SAN GIORGIO A CREMANO. Un’altra giornata di mobilitazione per la raccolta di oli esausti. Fin dalla primissima mattinata, centinaia di cittadini si sono messi in fila fin per consegnare gli oli da cucina nello stand di piazza Troisi approntato dal Comune assieme alla Projeco srl, a cui è affidato gratuitamente il servizio di raccolta e che stornerà al Comune una quota del ricavato della successiva vendita dell’olio: 250 euro ogni 1000 litri raccolti. Sono Soldi che saranno reinvestiti in progetti per la riduzione dei rifiuti su suggerimento on line dei cittadini. Anche stamane i successo dell’ iniziativa è stato clamoroso grazie alla raccolta di diverse centinaia di litri.
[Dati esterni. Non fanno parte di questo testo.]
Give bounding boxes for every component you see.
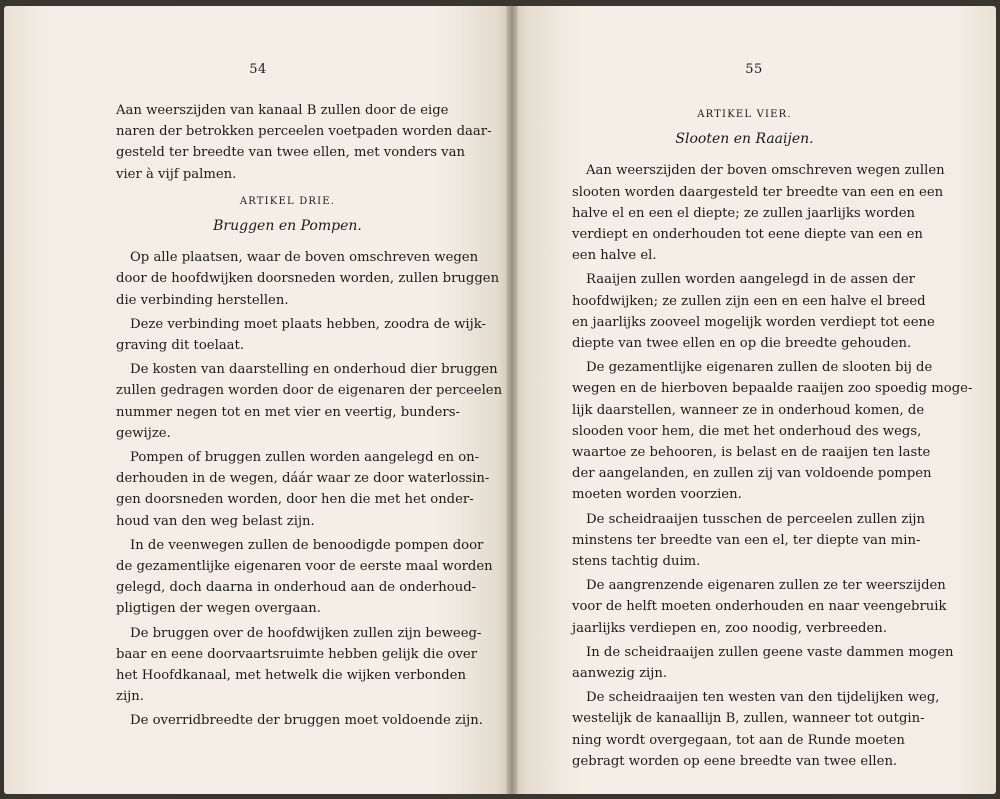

"La raccolta di oli, come la differenziata, da noi - dichiarano orgogliosi il sindaco di San Giorgio a Cremano Mimmo Giorgiano e l’assessore all’ Ambiente Francesco Emilio Borrelli - sono diventati un vero e proprio fenomeno sociale. I cittadini sangiorgesi sentono l’ orgoglio di avere una città che sta facendo il massimo contro l’inciviltà e per la risoluzione del dramma rifiuti. La partecipazione e l’entusiasmo sono talmente elevati che oltre all’installazione nei condomini dei raccoglitori di olio stiamo pensando di creare dei siti di raccolta negli uffici comunali e nelle scuole pubbliche. Inoltre, a tutti i cittadini che stanno portando i loro oli esausti in raccoglitori di fortuna la Projeco sta regalando dei raccoglitori antiodore. Invitiamo il ministro all’Ambiente Clini a venirci a trovare. Nella sua ultima visita a Napoli ha infatti affermato che gli inceneritori “servono se non funziona il ciclo integrato dei rifiuti.” Vuol dire che se tutta la provincia e la Regione Campania raggiungessero i nostri standard non ci sarebbe più la necessità di realizzarne di nuovi o di ampliare quello di Acerra. Il nostro Comune che è il terzo più densamente abitato d’ italia è oramai stabilmente sopra il 60% di raccolta differenziata con picchi in alcuni mesi del 65%. Per questo chiediamo al Ministro di sostenerci nella battaglia per ottenere che vengano realizzati i siti di compostaggio in Campania che ci eviterebbero il salasso di dover spedire l’umido al triplo dei costi fuori regione".
In piazza oltre al Sindaco e all’assessore all’Ambiente c’erano il vicesindaco Giorgio Zinno e l’assessore Michele Carbone.